I fear this one is going to sound a little soap box esque. I apologize in advance if it does and thank you for allowing me to get a tiny bit rant-ish. It is just going to have to be like this though, because I feel really strongly about farmer’s markets and I want everyone else to feel strongly about them as well.
Usually on Saturday afternoon’s I call my mom back in Vermont to see how her sales at the local farmer’s market went. I don’t know why I bother to ask that initial question, she always says the same thing, “I dunno, I never know until I count the money.” “I know mom,” I always say with calm assertion, “but how was it?” Then she launches into the varying discussion that ranges from what person came by the table and asked what question… to how hot or cold it was and how that affected the cooking of miniature burger samples on the George Foreman… to what the favored cut of beef was. If you poke her a little, and get her past the money part, it becomes a long winded discussion of the minute to minute playback of the farmer’s market in small town Vermont. I love it. The best part is the very next day, I have the opportunity to get up early in the morning while the city of LA is still sleeping and head to my favorite farmer’s market.
At this point, it has become kind of a ritual, I try to wake early, put on my overalls, my straw cowboy hat and grab my mesh bag. The city still sleeps, but they will be up in a few hours and probably heading to the farmer’s market, so I need to get there before the crowd. The overalls are the outfit that I used to see on others and wear myself growing up. I have, for the most part, retired it due to vanity and probably fruitless attempts to stay in fashion. But anything goes at the farmer’s market, that’s part of the reason I love it. People just do their own thing there.
At the farmer’s market, I feel like I am home. The farmers are nice. They are hard workers. They get up early. They grow things. Their lives circle around the crops and the weather and the harvest. I get that lifestyle and I want to support it. We do so little that we used to do as a primitive people. We have changed so much about the way people live life. But farming has not changed, well, except of course the tractors and equipment. Farming is still about simplicity, basically how good a crop can you grow and how fast can you sell it.
I want to be the person that buys the farmer’s food. I want to see their faces. I want to know their names. I want to fill my body with things that were just picked, just put on a van and truck and immediately sold. I want to cook from vegetables that I don’t have to take out of a plastic wrapper. (Of course that is not always possible. Sometimes I need to go to the grocery store out of convenience or necessity. And in those moments, I happily cook whatever they sell, I just prefer the farmer’s market.)
Steve, the peach man always tells me whether the yellow or white are better or if I should just go for the nectarines. Sharon and her husband make the vegetable recommendations about what’s coming into season and what is headed out. The bread man tells me which of the loaves are the tastiest and top sellers for the week.
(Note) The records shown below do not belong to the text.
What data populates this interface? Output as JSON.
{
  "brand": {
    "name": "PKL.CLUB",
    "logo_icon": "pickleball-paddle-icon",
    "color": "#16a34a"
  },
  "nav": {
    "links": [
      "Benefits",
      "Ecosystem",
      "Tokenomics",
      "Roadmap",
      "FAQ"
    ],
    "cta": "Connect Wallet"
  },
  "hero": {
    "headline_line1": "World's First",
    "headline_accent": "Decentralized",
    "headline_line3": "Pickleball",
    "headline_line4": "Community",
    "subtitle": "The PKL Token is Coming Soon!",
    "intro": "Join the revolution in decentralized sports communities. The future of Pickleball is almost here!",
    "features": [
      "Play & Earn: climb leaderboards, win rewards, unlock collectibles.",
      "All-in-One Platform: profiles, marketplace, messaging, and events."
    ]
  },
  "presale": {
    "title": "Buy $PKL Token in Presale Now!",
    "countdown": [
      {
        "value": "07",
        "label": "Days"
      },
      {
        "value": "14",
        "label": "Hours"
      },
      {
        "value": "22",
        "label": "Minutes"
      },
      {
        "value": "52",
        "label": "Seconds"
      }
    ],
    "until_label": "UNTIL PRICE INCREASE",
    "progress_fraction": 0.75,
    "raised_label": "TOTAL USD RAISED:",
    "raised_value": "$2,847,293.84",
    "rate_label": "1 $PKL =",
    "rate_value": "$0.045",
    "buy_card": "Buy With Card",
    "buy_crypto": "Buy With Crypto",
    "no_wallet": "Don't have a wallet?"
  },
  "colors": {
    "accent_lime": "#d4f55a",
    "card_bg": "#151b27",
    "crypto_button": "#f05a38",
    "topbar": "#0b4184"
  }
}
Freddie, the fruit man, says something about how long its been since he saw me last (it is always 7 days) and then makes some flirtatious innuendo while hand picking his selection of whatever fruit he thinks is the tastiest. I trust all of their judgment; after all, they grew it.
There are a few drawbacks, which must be spoken so you will have informed consent when trying it out. Farmer’s markets get really busy around 10 and stay busy until closing. Because the culture allows for people to do their own thing, sometimes that increases selfishness amongst customers. Do not be surprised if someone bumps into you and doesn’t acknowledge it, cuts in front of you in line or takes the vegetable you had your hand on. Also, farmer’s markets usually draw a crowd that has money. The prices are a little higher than in the grocery store, for the most part although sometimes you can find deals. The customers having money can further increase the self-centered experience. Also, just make sure to double wash the vegetables as sometimes they can have more dirt on them. Those are the drawbacks as far as I have seen.
It’s funny. The passion I have for farmer’s markets really has very little to do with the food, although of course the food is fresh and yummy. It is about the community. It is about feeling connected. It is about me walking up to a table full of food that a person produced and honoring their hard work by paying whatever money they ask for. I am showing my respect for an older way of being, a slower way of being. I am doing my part in showing my preference with my money; that we do not continue to box, wrap, cage, and preserve our foods. I am also showing my preference with my money that I prefer human connection and community over convenience. If you want, meet me out there, you’ll find me in the overalls.